The certificate can be used to verify that a public key belongs to an individual.
Digital Certificate is an attachment to an electronic message used for security purposes. The most common use of a digital certificate is to verify that a user sending a message is who he or she claims to be, and to provide the receiver with the means to encode a reply.
Digital certificate provides a high level of security for online communication such that only intended recipient can read it. It provides authentication, privacy, non-repudiation and integrity in the virtual world.
An individual wishing to send an encrypted message applies for a digital certificate from a Certificate Authority (CA). The CA issues an encrypted digital certificate containing the applicant’s public key and a variety of other identification information. The CA makes its own public key readily available through print publicity or perhaps on the Internet.
The recipient of an encrypted message uses the CA’s public key to decode the digital certificate attached to the message, verifies it as issued by the CA and then obtains the sender’s public key and identification information held within the certificate. With this information, the recipient can send an encrypted reply.
The most widely used standard for digital certificates is X.509.
Contents of a typical digital certificate
Serial Number: Used to uniquely identify the certificate.

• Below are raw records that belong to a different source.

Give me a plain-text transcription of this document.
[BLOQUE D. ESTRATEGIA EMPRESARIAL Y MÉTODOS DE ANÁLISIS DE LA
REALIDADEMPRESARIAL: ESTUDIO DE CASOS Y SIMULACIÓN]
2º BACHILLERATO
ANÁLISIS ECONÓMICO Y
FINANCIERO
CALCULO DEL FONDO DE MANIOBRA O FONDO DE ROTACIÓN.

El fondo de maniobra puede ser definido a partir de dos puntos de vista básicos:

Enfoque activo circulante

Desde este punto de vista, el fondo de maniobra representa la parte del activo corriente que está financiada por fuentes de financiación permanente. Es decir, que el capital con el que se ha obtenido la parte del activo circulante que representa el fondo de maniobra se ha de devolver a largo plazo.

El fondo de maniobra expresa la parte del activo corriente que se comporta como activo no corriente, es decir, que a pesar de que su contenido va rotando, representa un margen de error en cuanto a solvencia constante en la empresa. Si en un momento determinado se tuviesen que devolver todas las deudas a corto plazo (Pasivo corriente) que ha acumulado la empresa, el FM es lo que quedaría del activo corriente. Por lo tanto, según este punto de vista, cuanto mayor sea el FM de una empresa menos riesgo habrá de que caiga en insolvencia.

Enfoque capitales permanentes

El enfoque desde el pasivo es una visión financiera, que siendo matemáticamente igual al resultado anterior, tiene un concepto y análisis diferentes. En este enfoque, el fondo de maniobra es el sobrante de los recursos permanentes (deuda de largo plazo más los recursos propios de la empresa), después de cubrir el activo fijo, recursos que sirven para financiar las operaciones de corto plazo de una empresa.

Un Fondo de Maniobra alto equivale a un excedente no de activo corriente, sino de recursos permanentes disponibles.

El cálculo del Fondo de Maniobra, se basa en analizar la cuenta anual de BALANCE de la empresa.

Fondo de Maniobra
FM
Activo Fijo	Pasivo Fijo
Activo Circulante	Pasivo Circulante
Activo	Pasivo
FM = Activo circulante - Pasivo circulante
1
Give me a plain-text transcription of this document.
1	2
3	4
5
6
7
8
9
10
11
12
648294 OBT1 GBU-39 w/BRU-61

Subject: The person, or entity identified.
Signature Algorithm: The algorithm used to create the signature.
Issuer: The entity that verified the information and issued the certificate.
Valid-From: The date the certificate is first valid from.
Valid-To: The expiration date.
Key-Usage: Purpose of the public key (e.g. encipherment, signature, certificate signing).
Public Key: The public key.
Thumbprint Algorithm: The algorithm used to hash the certificate.
Thumbprint: The hash itself to ensure that the certificate has not been tampered with.